On our drive through the desert, we hit the -100 meter mark. The Dead Sea is the lowest point on earth in any land mass (417 meters below sea level, to be exact). The quantity of water that evaporates from it is greater than that which flows into it. On our lovely tractor ride down to the Dead Sea from the "spa", signs marked the drastic changes of the shoreline every year. Thus, the signs saying 2000 and 2004. In other words, the Sea is shriveling. Visit it before it disappears. :)

We saw this lonesome clay pot propped up by rocks in the hard mud. Immediately, the verse Jeremiah 2:13 came to mind. This pot is not a cistern, as they are much more complex and actually more like a pit, but this is a great visual of how our lives are broken just like this pot. We attempt to control our own lives by molding them into broken clay pots, when God is there as a natural spring of everflowing Living Water longing to share His abundance with us.

JD heading over to the Dead Sea via boardwalk.

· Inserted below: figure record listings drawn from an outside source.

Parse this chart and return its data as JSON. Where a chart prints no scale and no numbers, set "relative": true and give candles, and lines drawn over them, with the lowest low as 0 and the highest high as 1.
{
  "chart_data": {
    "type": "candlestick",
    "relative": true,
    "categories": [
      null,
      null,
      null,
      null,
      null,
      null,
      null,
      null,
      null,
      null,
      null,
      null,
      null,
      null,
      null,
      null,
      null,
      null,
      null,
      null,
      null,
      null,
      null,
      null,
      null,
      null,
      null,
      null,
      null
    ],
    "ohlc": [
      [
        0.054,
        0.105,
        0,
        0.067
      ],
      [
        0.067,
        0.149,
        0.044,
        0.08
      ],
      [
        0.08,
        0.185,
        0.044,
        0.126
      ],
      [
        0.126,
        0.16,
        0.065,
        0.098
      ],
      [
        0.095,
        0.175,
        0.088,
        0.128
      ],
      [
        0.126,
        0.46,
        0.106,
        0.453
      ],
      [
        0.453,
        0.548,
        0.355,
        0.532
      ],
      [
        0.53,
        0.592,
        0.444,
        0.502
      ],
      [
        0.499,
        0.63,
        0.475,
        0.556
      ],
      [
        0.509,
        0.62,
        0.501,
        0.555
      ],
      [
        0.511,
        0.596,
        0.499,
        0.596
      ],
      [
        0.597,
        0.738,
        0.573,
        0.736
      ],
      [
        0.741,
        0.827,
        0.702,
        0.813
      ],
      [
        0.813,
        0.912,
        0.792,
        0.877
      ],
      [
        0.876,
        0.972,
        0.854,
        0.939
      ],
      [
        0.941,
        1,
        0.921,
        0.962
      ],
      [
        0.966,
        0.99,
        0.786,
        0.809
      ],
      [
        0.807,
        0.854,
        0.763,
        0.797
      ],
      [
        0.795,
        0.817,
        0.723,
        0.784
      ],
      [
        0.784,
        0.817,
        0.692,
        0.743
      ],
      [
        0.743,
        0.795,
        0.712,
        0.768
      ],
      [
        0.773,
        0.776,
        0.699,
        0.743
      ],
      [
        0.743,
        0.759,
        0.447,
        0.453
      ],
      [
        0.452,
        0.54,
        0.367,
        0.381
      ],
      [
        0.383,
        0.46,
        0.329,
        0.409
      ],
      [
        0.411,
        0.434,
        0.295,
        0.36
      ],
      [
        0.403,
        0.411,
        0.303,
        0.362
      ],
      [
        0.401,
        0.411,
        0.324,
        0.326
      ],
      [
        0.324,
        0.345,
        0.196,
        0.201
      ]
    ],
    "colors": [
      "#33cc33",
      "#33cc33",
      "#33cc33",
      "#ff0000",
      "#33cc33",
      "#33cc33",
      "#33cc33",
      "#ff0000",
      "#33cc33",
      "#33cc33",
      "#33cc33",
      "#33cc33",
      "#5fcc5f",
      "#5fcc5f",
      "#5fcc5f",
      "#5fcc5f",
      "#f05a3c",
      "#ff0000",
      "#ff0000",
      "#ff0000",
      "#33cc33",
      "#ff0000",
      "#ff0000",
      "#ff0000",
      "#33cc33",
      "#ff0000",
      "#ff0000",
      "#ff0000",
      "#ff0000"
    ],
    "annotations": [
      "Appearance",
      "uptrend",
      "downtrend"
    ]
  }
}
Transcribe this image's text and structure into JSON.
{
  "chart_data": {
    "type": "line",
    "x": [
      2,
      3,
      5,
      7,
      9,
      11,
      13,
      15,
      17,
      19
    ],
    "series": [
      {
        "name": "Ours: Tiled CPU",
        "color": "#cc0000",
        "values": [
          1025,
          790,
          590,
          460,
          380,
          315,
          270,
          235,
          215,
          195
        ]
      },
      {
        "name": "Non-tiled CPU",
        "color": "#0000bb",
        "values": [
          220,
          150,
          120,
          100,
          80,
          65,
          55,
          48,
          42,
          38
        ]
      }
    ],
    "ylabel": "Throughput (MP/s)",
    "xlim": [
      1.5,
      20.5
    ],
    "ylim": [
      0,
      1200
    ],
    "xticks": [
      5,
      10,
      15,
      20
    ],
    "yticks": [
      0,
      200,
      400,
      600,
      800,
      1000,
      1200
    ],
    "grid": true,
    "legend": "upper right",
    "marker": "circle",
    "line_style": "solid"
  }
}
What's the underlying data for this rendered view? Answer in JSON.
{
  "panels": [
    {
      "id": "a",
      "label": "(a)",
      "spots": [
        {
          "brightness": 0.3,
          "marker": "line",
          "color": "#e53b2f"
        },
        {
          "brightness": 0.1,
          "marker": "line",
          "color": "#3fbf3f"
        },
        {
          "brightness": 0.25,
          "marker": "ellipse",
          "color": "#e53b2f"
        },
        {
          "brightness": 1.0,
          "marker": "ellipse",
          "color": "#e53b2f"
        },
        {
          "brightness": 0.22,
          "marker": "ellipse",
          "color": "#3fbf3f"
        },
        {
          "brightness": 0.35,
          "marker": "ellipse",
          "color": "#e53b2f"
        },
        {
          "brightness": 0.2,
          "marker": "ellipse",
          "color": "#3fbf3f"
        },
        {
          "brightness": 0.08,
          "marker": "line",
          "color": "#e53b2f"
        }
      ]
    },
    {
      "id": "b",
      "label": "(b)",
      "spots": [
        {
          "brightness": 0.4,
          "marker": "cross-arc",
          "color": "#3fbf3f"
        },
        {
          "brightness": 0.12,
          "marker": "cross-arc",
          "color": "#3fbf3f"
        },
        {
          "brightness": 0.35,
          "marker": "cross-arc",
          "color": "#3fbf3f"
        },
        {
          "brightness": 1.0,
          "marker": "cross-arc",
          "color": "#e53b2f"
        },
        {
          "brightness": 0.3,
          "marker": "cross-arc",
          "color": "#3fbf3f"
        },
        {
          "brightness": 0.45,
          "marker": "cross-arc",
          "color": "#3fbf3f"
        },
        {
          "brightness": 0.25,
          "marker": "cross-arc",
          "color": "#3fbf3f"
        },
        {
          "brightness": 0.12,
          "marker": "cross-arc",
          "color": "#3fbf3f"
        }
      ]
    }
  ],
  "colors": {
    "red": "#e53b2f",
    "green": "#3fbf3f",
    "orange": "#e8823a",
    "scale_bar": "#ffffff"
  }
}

The Dead Sea derived its name from the high salinity water which prevents any existence of life forms in the lake. Though the Dead Sea prevents all life forms from living in the water, it does provide healing benefits for people. Healing properties of the water helps arthritis and circulation, strengthens nails and bones, balances skin moisture, slows skin aging and calms the nervous system.

We thought mud would be the base of the Dead Sea because we saw pictures of people floating in the lake with mud covering their bodies. We were mistaken. These jagged, healing salt minerals line the lake. Be sure to wear tennis shoes or thick-soled sandals!

It is impossible to drown in the Dead Sea. We could basically bend our knees as if sitting in a liquid lounge chair. The depth had to be more than five feet here but we wouldn't know because we couldn't even stand up straight. We were human buoys. Absolutely amazing!!

The awesome cabana with salt minerals growing up the posts.

See you again, Dead Sea... I doubt it. :/ The lake dries up at least one yard every year.